To love him from 6,000 miles away is nothing short of complete exasperation. I miss him terribly and wish he was here with me.

In case you live in a cave, you've undoubtedly heard of the most shocking thing to occur in Super Bowl XXXVIII - There was a 41 yard field goal that cinched the win for the Patriots.

Okay, that wasn't all that shocking. Actually, that was déjà vu all over again.

What was "shocking," "horrific," "mortifying," and "more deplorable than Colorizing Black and White Film" was when Justin Timberlake, during the much revered Half-Time Super-Pop Extravanganza, proceeded to tear open the chest-area of Janet Jackson's black dominatrix outfit to allow her chocolate-milky mammary to burst out into the open, in front of millions of viewers worldwide.

Though it appeared on screen for less than the amount of time it takes for the average male to fart, its combined replay time afterward on TiVo's and news shows afterward likely exceeded Bobby Fischer's turn time in move 64 against Boris Spassky.

And so it was no surpise that instead of the War in Iraq, or suicide bombings in Moscow, or even abductions of teenagers in Sarasota, all anyone could talk about was 1 second of partially-exposed teatillage.

I kept my maw dutifully shut until Wednesday evening.

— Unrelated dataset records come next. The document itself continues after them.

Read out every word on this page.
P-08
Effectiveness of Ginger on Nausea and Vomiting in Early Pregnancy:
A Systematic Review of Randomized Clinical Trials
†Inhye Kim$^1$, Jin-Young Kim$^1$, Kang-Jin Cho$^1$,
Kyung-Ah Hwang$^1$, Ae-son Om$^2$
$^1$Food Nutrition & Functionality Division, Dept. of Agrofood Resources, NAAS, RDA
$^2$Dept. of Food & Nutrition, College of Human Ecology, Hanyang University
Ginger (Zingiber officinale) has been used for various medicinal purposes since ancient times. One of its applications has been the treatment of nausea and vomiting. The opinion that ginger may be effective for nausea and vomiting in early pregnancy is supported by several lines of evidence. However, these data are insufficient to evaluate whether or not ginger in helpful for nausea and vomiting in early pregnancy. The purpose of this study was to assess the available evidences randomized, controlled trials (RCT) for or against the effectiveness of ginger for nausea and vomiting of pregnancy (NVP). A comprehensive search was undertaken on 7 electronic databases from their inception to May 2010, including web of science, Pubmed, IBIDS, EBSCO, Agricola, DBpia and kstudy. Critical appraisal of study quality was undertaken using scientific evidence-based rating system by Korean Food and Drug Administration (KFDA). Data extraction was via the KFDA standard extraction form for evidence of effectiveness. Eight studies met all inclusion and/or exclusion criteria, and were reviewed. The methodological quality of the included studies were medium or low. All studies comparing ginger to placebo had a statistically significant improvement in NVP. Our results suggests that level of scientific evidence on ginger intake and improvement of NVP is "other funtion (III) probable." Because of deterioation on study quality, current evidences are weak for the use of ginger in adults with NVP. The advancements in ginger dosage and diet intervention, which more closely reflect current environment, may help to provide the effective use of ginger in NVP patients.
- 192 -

Browsing through the liberal trash mag known as the Metro Times, I stumbled upon an editorial by a supposed liberal that made me think I'd picked up the latest copy of the Fox News Conservative Radical Christian Bulletin. After this is noded, the letter shall be fired off to their editors, who I imagine are not used to being attacked from the left by a guy who voted for Bush in 2000. You can read the entirety of the column here - http://www.metrotimes.com/editorial/story.asp?id=5910

I was driven, nay, compelled to speak my mind at this point. All letters to the editor are required to be under 200 words, so apologies for the brevity. I'm sure someone will come along and address the events in full.

Metro Times Editorial Staff:

On this day in history, while closet prudes like Jeremy Voas collectively gasped at the horrors of the "wardrobe malfunction" that resulted in a Star-Spangled-Breast being displayed on prime time television, the rest of the world collectively yawned, "So frakking what?"

It's high time we joined the rest of the enlightened and say the following four phrases, repeating them until we've erased all notions reminiscent of a time in history worth studying if only to prevent repeating.

  1. The human body is not inherently obscene.
  2. Nudity is not something our children need to be shielded from.
  3. Even if we believe the naked human form is an abomination our children should be spared from seeing, it is not the media's job to ensure their entertainment complies with our personal morality.
  4. Hiding something from my children will only ensure they won't have the slightest idea how to react to it when they inevitably encounter it in their adventures in the real world, almost ensuring catastrophic failure.
It's time we ditched our utterly anachronistic censorship of one of the most natural and healthy facets of the human experience. As seemingly the last Western nation to shed the sexual mores of our repressed ancestors, it really is time for us to do a little growing up of our own.